24.12.20

The Fate of the Dead

Sunday, December 20


In the 1600s a French writer named Blaise Pascal was ruminating on the state of humanity. For him, one point was very clear: no matter how long a human being lived (and back then they didn’t live all that long), and no matter how good that person’s life was (and life wasn’t all that great back then, either), sooner or later that person was going to die.

Moreover, whatever came after death was going to be longer, infinitely longer, than the short span of life here that preceded death. Thus, for Pascal, the most logical thing a person could or should find out is what fate awaits the dead, and he was astonished to see folks get all worked up over things such as “loss of office, or for some imaginary insult to his honor,” yet they paid no heed to the question of what happened after they were to die.

Pascal had a point. And that’s no doubt why the Bible spends a great deal of time talking about the promise awaiting those who have found salvation in Jesus, the promise of what will await them in the future.

Read the following texts. What hope is offered us there? John 6:54, John 3:16, 1 John 5:13, 1 Tim. 1:16, John 4:14, John 6:40, Jude 1:21, Titus 3:7.
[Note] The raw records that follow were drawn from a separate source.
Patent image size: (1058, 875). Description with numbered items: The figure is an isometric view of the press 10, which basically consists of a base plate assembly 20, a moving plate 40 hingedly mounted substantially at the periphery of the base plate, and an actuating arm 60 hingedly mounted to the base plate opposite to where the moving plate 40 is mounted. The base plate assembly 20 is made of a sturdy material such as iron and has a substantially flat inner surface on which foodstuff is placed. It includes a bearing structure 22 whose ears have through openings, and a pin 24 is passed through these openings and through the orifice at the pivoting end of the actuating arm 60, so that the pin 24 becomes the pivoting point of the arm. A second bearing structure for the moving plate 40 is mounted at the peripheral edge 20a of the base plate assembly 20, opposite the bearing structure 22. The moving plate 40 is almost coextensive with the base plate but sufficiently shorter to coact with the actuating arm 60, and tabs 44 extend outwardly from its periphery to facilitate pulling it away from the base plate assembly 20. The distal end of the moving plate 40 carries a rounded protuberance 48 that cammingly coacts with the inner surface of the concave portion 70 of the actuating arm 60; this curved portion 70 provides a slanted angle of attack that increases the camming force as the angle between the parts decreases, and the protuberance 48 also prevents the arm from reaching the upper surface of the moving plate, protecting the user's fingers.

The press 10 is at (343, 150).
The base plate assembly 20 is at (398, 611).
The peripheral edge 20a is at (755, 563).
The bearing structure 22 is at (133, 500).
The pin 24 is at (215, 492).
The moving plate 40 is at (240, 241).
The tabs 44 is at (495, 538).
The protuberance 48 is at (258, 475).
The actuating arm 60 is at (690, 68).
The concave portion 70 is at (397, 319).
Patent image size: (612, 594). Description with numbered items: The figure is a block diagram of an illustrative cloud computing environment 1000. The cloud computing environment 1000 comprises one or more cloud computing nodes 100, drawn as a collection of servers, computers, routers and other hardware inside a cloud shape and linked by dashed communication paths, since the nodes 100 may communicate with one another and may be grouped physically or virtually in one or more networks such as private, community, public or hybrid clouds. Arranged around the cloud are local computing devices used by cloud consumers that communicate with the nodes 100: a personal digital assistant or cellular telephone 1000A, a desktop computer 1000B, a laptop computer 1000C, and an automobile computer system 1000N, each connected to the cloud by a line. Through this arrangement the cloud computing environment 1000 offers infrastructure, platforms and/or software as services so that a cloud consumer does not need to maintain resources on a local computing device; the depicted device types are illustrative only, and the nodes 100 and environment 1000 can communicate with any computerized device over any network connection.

Eternal life makes so much sense in light of the cross; in light of the cross, nothing else makes sense but eternal life. That the Creator of the universe, the one who “made the worlds” (Heb. 1:2), the one in whom “we live, and move, and have our being” (Acts 17:28), that He, God, should incarnate in human flesh and in that flesh die … for what? That we ultimately rot, like roadkill?

That’s why the New Testament comes laced with promises of eternal life, for only the eternal guarantees restitution. A million years, even a billion years, might not possess enough good moments to make up for the bad. Eternity alone can balance all things out, and then some, because the infinite is more than the finite, and always infinitely so.

Pascal was right: our time here is so limited in contrast to what is coming. How silly not to be ready for the eternity that awaits us.

What do you say to someone who shows complete indifference to what happens after death? How can you help that person see just how illogical such a position really is?